Writing An Effective Spam Filter
Written By corenominal on May. 6, 2008.
2 Comments
Report Note
+ Clip This
This is my first Chawlk note. I only registered as a new Chawlk user this morning, and to be honest, I was not sure that I would be overly interested in the site/service; however, there seems to be a good mix of users and content on the site and it occurred to me that the Chawk notes service might be a good place to post Dear Lazy Web type posts?! So here goes...
Dear Lazy Web
I am currently in the process of writing a new spam filter for the user comments system on website [crunchbang.org]. I am following the same principles as described by Mr Snook. Do you have any experience of writing/creating similar, and if so, do you have any tips for effectively separating the spam from the ham?
Best Regards,
Philip

Ozone42
Written May. 6, 2008 / Report /
Sisyphus comes to mind
The point system you linked to isn't bad, but I wonder about the -10 points for "Interesting." Perhaps if that was the majority of the comment made.

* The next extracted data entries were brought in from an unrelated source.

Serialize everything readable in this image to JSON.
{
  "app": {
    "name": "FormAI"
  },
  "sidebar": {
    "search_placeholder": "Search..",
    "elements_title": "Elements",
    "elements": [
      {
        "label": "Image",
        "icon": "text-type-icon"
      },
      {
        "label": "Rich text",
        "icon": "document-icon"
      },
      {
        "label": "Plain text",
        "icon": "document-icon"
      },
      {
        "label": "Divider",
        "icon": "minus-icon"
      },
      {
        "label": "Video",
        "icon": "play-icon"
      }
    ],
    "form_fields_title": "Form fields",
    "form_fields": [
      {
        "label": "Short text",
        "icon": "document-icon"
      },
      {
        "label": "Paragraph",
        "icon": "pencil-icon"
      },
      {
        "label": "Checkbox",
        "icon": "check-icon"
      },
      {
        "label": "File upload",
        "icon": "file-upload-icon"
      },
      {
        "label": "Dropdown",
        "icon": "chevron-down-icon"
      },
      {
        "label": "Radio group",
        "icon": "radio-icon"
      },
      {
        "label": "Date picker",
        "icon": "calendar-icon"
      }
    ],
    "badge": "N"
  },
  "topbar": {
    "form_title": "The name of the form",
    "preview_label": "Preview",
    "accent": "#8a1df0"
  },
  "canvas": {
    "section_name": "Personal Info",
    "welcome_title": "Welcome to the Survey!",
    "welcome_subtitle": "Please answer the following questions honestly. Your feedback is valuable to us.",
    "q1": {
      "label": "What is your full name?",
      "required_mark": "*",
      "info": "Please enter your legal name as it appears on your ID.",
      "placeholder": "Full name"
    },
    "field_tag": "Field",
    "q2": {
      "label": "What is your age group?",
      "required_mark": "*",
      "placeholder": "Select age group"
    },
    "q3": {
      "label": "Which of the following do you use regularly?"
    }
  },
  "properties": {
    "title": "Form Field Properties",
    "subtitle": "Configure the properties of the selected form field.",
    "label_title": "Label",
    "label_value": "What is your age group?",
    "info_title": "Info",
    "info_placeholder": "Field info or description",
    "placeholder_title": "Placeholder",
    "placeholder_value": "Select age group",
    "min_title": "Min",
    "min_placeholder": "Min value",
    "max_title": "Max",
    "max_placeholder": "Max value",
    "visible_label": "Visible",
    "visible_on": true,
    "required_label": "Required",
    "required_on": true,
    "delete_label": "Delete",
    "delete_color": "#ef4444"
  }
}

I think the most important thing to keep in mind is not make it hard on the real people commenting. If you catch 90% of the spam and it's still easy to leave a comment that doesn't get flagged, I think you've succeeded. If you catch 100% of the spam over a week, but have 2 false positives, I think that's a failure. Then again, it really depends on the level of traffic and spam we're talking about here.
corenominal
Written May. 6, 2008 / Report /
@Ozone42: A quote from the Wikipedia article you linked to:
I agree that this could become an unending activity, but I am not sure about the "pointless and unrewarding" part. Personally I find this type of task thoroughly interesting and rewarding. I have really enjoyed coding up my spamsnake and I am looking forward to continued tinkering :)
Also, I wonder myself about some parts of the points system [discussed in the linked article.] Having read the entire post and the comments, I am pretty sure that some of the flags/rules used are compound, so while they may appear odd on their own, they probably work well in conjunction with other rules.